You can find my updated proposal here. I keep the rest of the post unchanged as I consider my random musings about curved spaces (on the bottom) correct.

I did not use the number of 0,5 in a calculation, but as a justification of the equivalence of the 7 pieces.

Now there is a remaining – mathematical – puzzle that still baffles me: There are 8 (23) possibilities of combining + and -: Which is missing and why?

-+- is the missing combination.

The picture exhibits some nice symmetry, but note that the definition of + and – as such is arbitrary. So we could have ended up with other missing combinations.

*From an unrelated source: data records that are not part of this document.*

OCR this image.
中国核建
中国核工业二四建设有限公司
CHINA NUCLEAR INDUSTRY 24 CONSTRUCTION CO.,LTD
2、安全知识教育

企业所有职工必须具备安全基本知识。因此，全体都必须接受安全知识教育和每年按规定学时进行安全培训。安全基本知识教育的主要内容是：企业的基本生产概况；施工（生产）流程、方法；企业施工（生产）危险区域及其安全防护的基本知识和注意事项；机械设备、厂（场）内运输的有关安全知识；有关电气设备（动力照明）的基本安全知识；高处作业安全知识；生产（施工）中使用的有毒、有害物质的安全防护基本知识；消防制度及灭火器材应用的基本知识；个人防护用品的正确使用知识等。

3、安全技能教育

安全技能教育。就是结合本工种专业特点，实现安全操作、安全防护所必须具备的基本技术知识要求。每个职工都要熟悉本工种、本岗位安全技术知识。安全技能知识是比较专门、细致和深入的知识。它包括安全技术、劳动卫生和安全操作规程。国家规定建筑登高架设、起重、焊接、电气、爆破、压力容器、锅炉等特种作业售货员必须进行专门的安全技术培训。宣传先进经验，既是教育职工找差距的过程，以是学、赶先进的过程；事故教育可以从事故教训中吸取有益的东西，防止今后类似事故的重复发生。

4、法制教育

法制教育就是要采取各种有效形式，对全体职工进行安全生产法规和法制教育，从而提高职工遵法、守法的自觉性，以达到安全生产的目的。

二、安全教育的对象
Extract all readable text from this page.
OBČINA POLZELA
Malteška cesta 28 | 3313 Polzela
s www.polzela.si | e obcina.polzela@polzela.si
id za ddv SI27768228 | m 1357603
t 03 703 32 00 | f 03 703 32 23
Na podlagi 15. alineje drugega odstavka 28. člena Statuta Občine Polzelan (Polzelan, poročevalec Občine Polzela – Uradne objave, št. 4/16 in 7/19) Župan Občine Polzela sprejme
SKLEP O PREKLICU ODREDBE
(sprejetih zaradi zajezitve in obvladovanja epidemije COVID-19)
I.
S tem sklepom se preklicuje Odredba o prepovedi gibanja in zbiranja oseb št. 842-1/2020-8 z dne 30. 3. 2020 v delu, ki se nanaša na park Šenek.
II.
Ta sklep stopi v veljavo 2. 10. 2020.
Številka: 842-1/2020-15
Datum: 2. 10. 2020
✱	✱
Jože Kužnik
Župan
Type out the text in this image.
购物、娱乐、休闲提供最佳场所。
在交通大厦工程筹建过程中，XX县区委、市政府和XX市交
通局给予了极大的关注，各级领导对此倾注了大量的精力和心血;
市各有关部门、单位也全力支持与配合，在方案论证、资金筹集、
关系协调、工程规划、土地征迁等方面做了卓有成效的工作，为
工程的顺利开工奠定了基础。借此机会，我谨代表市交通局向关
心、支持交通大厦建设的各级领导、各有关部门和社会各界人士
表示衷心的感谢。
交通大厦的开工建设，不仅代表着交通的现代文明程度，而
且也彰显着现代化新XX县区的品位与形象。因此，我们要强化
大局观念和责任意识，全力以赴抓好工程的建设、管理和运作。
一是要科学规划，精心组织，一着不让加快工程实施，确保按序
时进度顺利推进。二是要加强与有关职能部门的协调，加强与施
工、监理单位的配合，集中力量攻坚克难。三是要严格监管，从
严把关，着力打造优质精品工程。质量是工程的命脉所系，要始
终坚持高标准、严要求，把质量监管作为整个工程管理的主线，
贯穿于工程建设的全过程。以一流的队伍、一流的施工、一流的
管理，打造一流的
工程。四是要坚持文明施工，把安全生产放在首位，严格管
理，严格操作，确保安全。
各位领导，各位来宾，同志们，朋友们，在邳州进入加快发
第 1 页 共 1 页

  • +-+ in the center. The missing combination is the ‘negation’ of the combination reflecting the triangle.
  • +++ and — opposite to each other (opposite = one attached to a corner of the triangle and the other to the side of the triangle not connected to this corner)
  • Other pairs / opponents:
    –+ and ++-
    -++ and +–

Imagine the negative of the triangle now: To the left of the red line, to the right of the blue and above the green line. Obviously there is no intersection between these, and this is the only combination that does not result in any intersection at all. I suppose there is a better way to state that in stricter mathematical terms. And if we put the figure on a sphere (Non-Euclidian geometry), there would be an intersection – actually the figure would collapse onto 4 equivalent triangles (a ‘bulged tetrahedron’).

In case of two lines only, all combinations can be ‘realized’ in flat space, therefore the solution is simply equal to 1 over the total number of combinations (4).

This stuff is addictive – finally I understand why Feynman was fascinated by flexagons.